At Massachusetts General Hospital, an innovative project weaves together industrial design, operations research, outcomes research with emerging technologies to provide a means for objectively and reliably measuring time in the primary care setting. The RFID in Clinical Workflow Project aims to provide a tool with which to understand resource allocation and to shape appropriate and effective policy. Using such information in conjunction with other clinical data and simulation models will allow policy makers to identify optimal current and future configurations of our healthcare resources. In order to successfully incorporate the use of an emerging technology that enables accurate and reliable measurement into the demanding and critical clinical setting, the multidisciplinary team used a hybrid of design techniques sourced from the different disciplines represented on the team.

Key Terms in this Chapter

Indoor Position System: A system of technology used to locate individuals or items in time and space within closed structures. Many are based on radiofrequency, infrared, and ultrasound based technologies.

Healthcare System: The system of human and capital resources used to deliver healthcare related services to a population.

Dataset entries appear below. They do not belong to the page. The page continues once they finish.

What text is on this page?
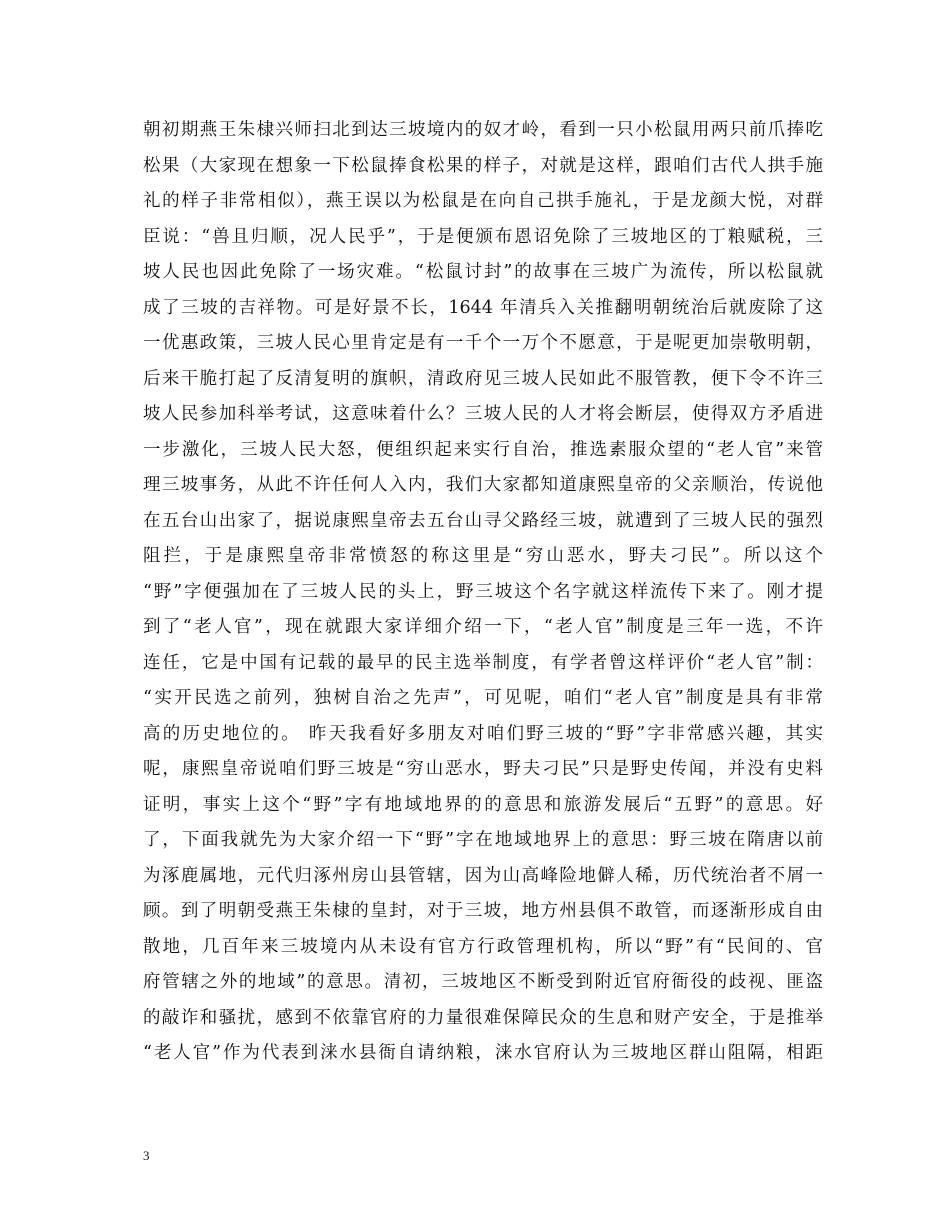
朝初期燕王朱棣兴师扫北到达三坡境内的奴才岭，看到一只小松鼠用两只前爪捧吃
松果（大家现在想象一下松鼠捧食松果的样子，对就是这样，跟咱们古代人拱手施
礼的样子非常相似），燕王误以为松鼠是在向自己拱手施礼，于是龙颜大悦，对群
臣说：“兽且归顺，况人民乎”，于是便颁布恩诏免除了三坡地区的丁粮赋税，三
坡人民也因此免除了一场灾难。“松鼠讨封”的故事在三坡广为流传，所以松鼠就
成了三坡的吉祥物。可是好景不长，1644 年清兵入关推翻明朝统治后就废除了这
一优惠政策，三坡人民心里肯定是有一千个一万个不愿意，于是呢更加崇敬明朝，
后来干脆打起了反清复明的旗帜，清政府见三坡人民如此不服管教，便下令不许三
坡人民参加科举考试，这意味着什么？三坡人民的人才将会断层，使得双方矛盾进
一步激化，三坡人民大怒，便组织起来实行自治，推选素服众望的“老人官”来管
理三坡事务，从此不许任何人入内，我们大家都知道康熙皇帝的父亲顺治，传说他
在五台山出家了，据说康熙皇帝去五台山寻父路经三坡，就遭到了三坡人民的强烈
阻拦，于是康熙皇帝非常愤怒的称这里是“穷山恶水，野夫刁民”。所以这个
“野”字便强加在了三坡人民的头上，野三坡这个名字就这样流传下来了。刚才提
到了“老人官”，现在就跟大家详细介绍一下，“老人官”制度是三年一选，不许
连任，它是中国有记载的最早的民主选举制度，有学者曾这样评价“老人官”制：
“实开民选之前列，独树自治之先声”，可见呢，咱们“老人官”制度是具有非常
高的历史地位的。 昨天我看好多朋友对咱们野三坡的“野”字非常感兴趣，其实
呢，康熙皇帝说咱们野三坡是“穷山恶水，野夫刁民”只是野史传闻，并没有史料
证明，事实上这个“野”字有地域地界的的意思和旅游发展后“五野”的意思。好
了，下面我就先为大家介绍一下“野”字在地域地界上的意思：野三坡在隋唐以前
为涿鹿属地，元代归涿州房山县管辖，因为山高峰险地僻人稀，历代统治者不屑一
顾。到了明朝受燕王朱棣的皇封，对于三坡，地方州县俱不敢管，而逐渐形成自由
散地，几百年来三坡境内从未设有官方行政管理机构，所以“野”有“民间的、官
府管辖之外的地域”的意思。清初，三坡地区不断受到附近官府衙役的歧视、匪盗
的敲诈和骚扰，感到不依靠官府的力量很难保障民众的生息和财产安全，于是推举
“老人官”作为代表到涞水县衙自请纳粮，涞水官府认为三坡地区群山阻隔，相距
3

Outcomes Research: A field of study that seeks to understand the end results of particular health care practices and interventions. End results include effects that people experience and care about, such as change in a patient’s ability to function.

Outpatient Care: Clinical services delivered to non-hospitalized patients, often in primary care practices, urgent care centers or emergency rooms.

Radiofrequency Identification (RFID): A class of technology used for the purpose of identification and tracking using radio waves.

Tightly coupled system: A system in which the resources within the system are highly dependent on each other and typically have very little spare buffering capacity between resources.

Operations Research: An interdisciplinary branch of applied mathematics that uses methods such as mathematical modeling, queue theory, statistics, and simulation to understand real and theoretical systems.